Les peuples qui usent du français ont acquis sur nous le droit d’exiger que nous fassions ensemble fructifier cet héritage. Le français est pour eux, autant que pour nous, un remarquable outil de communication autant que de culture et d’éducation. Ainsi, au moment où le Vietnam amorce avec succès son décollage économique, il nous appartient de développer davantage encore les liens culturels, économiques et politiques qui nous unissent à la péninsule indochinoise. La normalisation des relations entre le Vietnam et les Etats-Unis, sa récente admission dans l’ESEAN, où entreront bientôt le Laos et le Cambodge, font clairement apparaître qu’il n’y a pas de temps à perdre. L’engagement francophone du Vietnam, dans une région où dominent l’anglais et le chinois, est sincère, je dirais même pressant. Notre coopération est souhaitée, attendue. La familiarité avec le français est un élément de l’identité et de l’originalité vietnamiennes en Asie. Elle est également pour ce pays une des clés de son ouverture sur le monde. La Francophonie est enfin, pour le Vietnam, une enceinte démocratique où sa voix est entendue et respectée. Aussi je crois que nous ne pouvons pas prendre le risque de laisser passer une occasion qui ne se représenterait pas.

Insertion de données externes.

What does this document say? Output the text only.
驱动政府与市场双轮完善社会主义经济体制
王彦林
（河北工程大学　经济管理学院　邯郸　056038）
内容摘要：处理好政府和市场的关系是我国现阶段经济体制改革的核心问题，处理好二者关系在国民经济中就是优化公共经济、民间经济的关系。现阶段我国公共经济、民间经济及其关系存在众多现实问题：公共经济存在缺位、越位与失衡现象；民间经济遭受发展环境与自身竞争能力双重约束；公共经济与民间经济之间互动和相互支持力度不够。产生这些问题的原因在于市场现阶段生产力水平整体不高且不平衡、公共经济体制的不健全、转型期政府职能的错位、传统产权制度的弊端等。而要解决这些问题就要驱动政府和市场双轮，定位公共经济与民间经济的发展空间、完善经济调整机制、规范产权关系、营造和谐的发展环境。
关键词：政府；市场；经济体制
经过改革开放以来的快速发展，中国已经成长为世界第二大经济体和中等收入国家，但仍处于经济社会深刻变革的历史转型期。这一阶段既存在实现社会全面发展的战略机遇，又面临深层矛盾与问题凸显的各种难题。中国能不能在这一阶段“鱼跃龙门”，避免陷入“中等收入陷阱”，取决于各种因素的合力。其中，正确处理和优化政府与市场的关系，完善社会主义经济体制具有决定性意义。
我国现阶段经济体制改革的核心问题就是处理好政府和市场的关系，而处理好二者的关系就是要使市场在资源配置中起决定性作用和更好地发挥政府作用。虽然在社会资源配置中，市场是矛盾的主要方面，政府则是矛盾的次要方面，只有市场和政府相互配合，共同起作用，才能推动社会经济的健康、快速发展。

Nous ne pouvons ignorer le dynamisme démographique et économique de l’Asie, où se modifie l’équilibre du monde. A nous d’y diffuser notre langue, et avec elle des valeurs humaines, et une vision du monde. Le français, plus qu’une langue pour s’exprimer, est une langue pour penser librement.
Mais ne l’oublions pas, la Francophonie est aussi une chance pour notre économie. Elle ouvre à nos entreprises des marchés en pleine expansion, au sein desquels les opérateurs locaux apprécient la communauté de langue et d’esprit qui nous unit, au Maghreb, en Afrique, au Proche-Orient, mais aussi en Roumanie et Asie du Sud-Est.
La France a une vocation naturelle à accompagner ce renouveau de la Francophonie dans le monde, à la demande explicite de nos partenaires. Nous n’avons pas le droit d’ignorer cet appel. A l’automne prochain, lors du Sommet francophone de Hanoï, les chefs d’Etat et de gouvernement francophones éliront leur premier Secrétaire général, qui deviendra, conformément à l’expression de Jacques Chirac, la voix, le visage et l’autorité de la Francophonie. Il appartient à la France d’être, une fois de plus, à la hauteur de son histoire.
Formons le vœu que les Français prennent bien conscience de la place, fragile et irremplaçable, de leur langue dans le monde. Aucune langue n’est éternelle. Mais il est trop tôt, vraiment pour le français rejoigne le grec classique et le latin dans l’empyrée.